Literatura

«La tarta de pera» (Concurso de Relatos Breves San Valentín 2013)

La tarta de pera de este año lleva más flan que nunca. Siempre nos ha gustado mucho tanto a ella como a mí y por ello, en cada cumpleaños, no hemos dejado de soplar las velas con ella de testigo. No es una receta complicada ni excesivamente elaborada y quizá, por esa misma razón, siempre nos ha gustado. La combinación de flan, nata –siempre que la hago yo le pongo poca, me gusta así–, bizcocho amerado y pera en almíbar resulta magnífica.
Nunca, desde que ella está ingresada, he dejado de prepararla yo mismo para llevársela el día de su cumpleaños, ¡no puede ser de otra manera! Debo aferrarme a lo que nos une todavía. A lo que ha hecho que la historia de amor que vivimos no sea una más, sino la nuestra. La historia de un amor fraguado paso a paso, descubriéndonos mutuamente nuestras fases de niños a adolescentes y de jóvenes a adultos. Nuestras pequeñas tradiciones, la cotidianidad que nos marcamos y los gestos que hicimos sagrados me aplastaban como losas al principio y ¡mira lo que son las cosas! Son los vestigios de nuestro amor, las brasas de aquel fuego, lo que me une a ella. Como el cordón umbilical de un bebé a su madre. Además, un poco más o un poco menos, siempre la prueba y se le escapa de la comisura de los labios una leve sonrisa.

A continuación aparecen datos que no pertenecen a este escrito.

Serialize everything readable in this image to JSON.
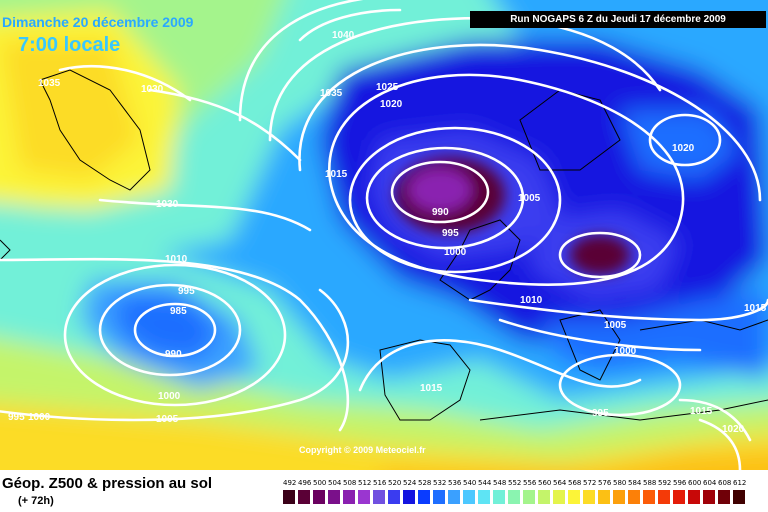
{
  "header": {
    "date": "Dimanche 20 décembre 2009",
    "time": "7:00 locale",
    "run": "Run NOGAPS 6 Z du Jeudi 17 décembre 2009"
  },
  "copyright": "Copyright © 2009 Meteociel.fr",
  "footer": {
    "title": "Géop. Z500 & pression au sol",
    "subtitle": "(+ 72h)"
  },
  "scale": {
    "values": [
      "492",
      "496",
      "500",
      "504",
      "508",
      "512",
      "516",
      "520",
      "524",
      "528",
      "532",
      "536",
      "540",
      "544",
      "548",
      "552",
      "556",
      "560",
      "564",
      "568",
      "572",
      "576",
      "580",
      "584",
      "588",
      "592",
      "596",
      "600",
      "604",
      "608",
      "612"
    ],
    "colors": [
      "#3a0018",
      "#5a0036",
      "#6a0060",
      "#7a108a",
      "#8a20b0",
      "#9a36d0",
      "#7050e0",
      "#3a3cf0",
      "#1414e0",
      "#0a3cff",
      "#1e6eff",
      "#3aa0ff",
      "#4cc8ff",
      "#5ee4f4",
      "#72f0d8",
      "#8af4b0",
      "#a4f48c",
      "#c4f46a",
      "#e4f44c",
      "#fcf438",
      "#fcdc28",
      "#fcc014",
      "#fca00c",
      "#fc8008",
      "#fc5c08",
      "#f43a08",
      "#e41c08",
      "#c80808",
      "#a00008",
      "#700008",
      "#400000"
    ]
  },
  "isobars": [
    {
      "label": "1035",
      "near": "Greenland"
    },
    {
      "label": "1030",
      "near": "Greenland"
    },
    {
      "label": "1030",
      "near": "Greenland sud"
    },
    {
      "label": "1040",
      "near": "Atlantique nord"
    },
    {
      "label": "1035",
      "near": "Islande"
    },
    {
      "label": "1025",
      "near": "Mer de Norvège"
    },
    {
      "label": "1020",
      "near": "Mer de Norvège"
    },
    {
      "label": "1015",
      "near": "Atlantique"
    },
    {
      "label": "1010",
      "near": "Atlantique centre"
    },
    {
      "label": "995",
      "near": "Dépression Atlantique"
    },
    {
      "label": "985",
      "near": "Dépression Atlantique"
    },
    {
      "label": "990",
      "near": "Dépression Atlantique"
    },
    {
      "label": "1000",
      "near": "Atlantique sud"
    },
    {
      "label": "1005",
      "near": "Atlantique sud"
    },
    {
      "label": "995",
      "near": "bord gauche"
    },
    {
      "label": "1000",
      "near": "bord gauche"
    },
    {
      "label": "990",
      "near": "Mer du Nord"
    },
    {
      "label": "995",
      "near": "Mer du Nord"
    },
    {
      "label": "1000",
      "near": "Mer du Nord"
    },
    {
      "label": "1005",
      "near": "Scandinavie"
    },
    {
      "label": "1010",
      "near": "Europe"
    },
    {
      "label": "1005",
      "near": "Europe centrale"
    },
    {
      "label": "1000",
      "near": "Italie"
    },
    {
      "label": "1015",
      "near": "Ibérie"
    },
    {
      "label": "995",
      "near": "Méditerranée"
    },
    {
      "label": "1020",
      "near": "Russie"
    },
    {
      "label": "1015",
      "near": "bord droit"
    },
    {
      "label": "1015",
      "near": "Moyen-Orient"
    },
    {
      "label": "1020",
      "near": "Moyen-Orient"
    }
  ]
}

En el centro –me gusta llamarlo así ya que rehúyo de la palabra psiquiátrico– todos me conocen: me saludan religiosamente e incluso entablo conversación con los más solícitos. Especialmente, hay un joven que es muy simpático y que tiene conmigo sonrisas y afecto. Yo le llamo el “chico”. Alguno me dice, incluso, que estoy demasiado obstinado con la visita, que debería dedicarme, aunque tan sólo fuera un día de vez en cuando, para mí, para mis cosas, para escribir, meditar, escuchar música... Me repiten que voy a enfermar yo también y que es bueno –incluso vital para su recuperación– que esté con ella pero sin ser tan porfiado ya que la recuperación va a ser lenta, y que no debo mimetizarme tanto. Así, cuando esté bien del todo, cuando no necesite los fármacos y sus estímulos sean los correctos, podré estar ahí al cien por cien para darle mi mano y ayudarla a salir del todo de ese pozo en el que se hundió.

Sin embargo, a mí me gusta estar con ella todos los días. Menos los fines de semana que la visito por las mañanas, de lunes a viernes lo hago bien entrada la tarde. Sus ojos reaccionan cuando la llamo y le comento qué me ha ocurrido a lo largo del día. Si hace mal tiempo le leo novelas y revistas del corazón –siempre le han gustado– y si hace bueno salimos al pequeño jardín del que aquí se dispone. No es ni demasiado florido ni está especialmente bien distribuido pero noto que le gusta. Nada más sea por sentarnos en un banco –como hace tantos años– ó, simplemente, para despejar la mente con el aire fresco. Todos los días cuando me despido de ella pienso en el siguiente y algo, muy dentro de mí, me dice –no lo puedo evitar– que la próxima vez todo habrá pasado y será como antes. Me imagino que la reacción al verme será la misma que cuando nos encontrábamos en casa. Acierto a ver que me besará, que me acariciará la cabeza y charlaremos largamente, durante horas. Como solíamos hacer.

A pesar de llevar –yo diría que demasiada nata– la tarta está buenísima. La he probado con ella y esta vez no hemos podido evitar, al unísono, que una sonrisa, de nuevo, aflorase en nuestra boca. Sin embargo, sus ojos siguen tristes. Hoy, como ha estado lloviendo toda la tarde no hemos podido salir afuera ¡otra vez será! Al despedirme hasta el día siguiente le he dado un beso en la frente. Y hasta el chico –tan afectuoso como siempre– me ha dicho antes de acostarme:

-¡Hasta mañana, amigo, que por hoy, con eso de que eres un año más viejo ya está bien de emociones!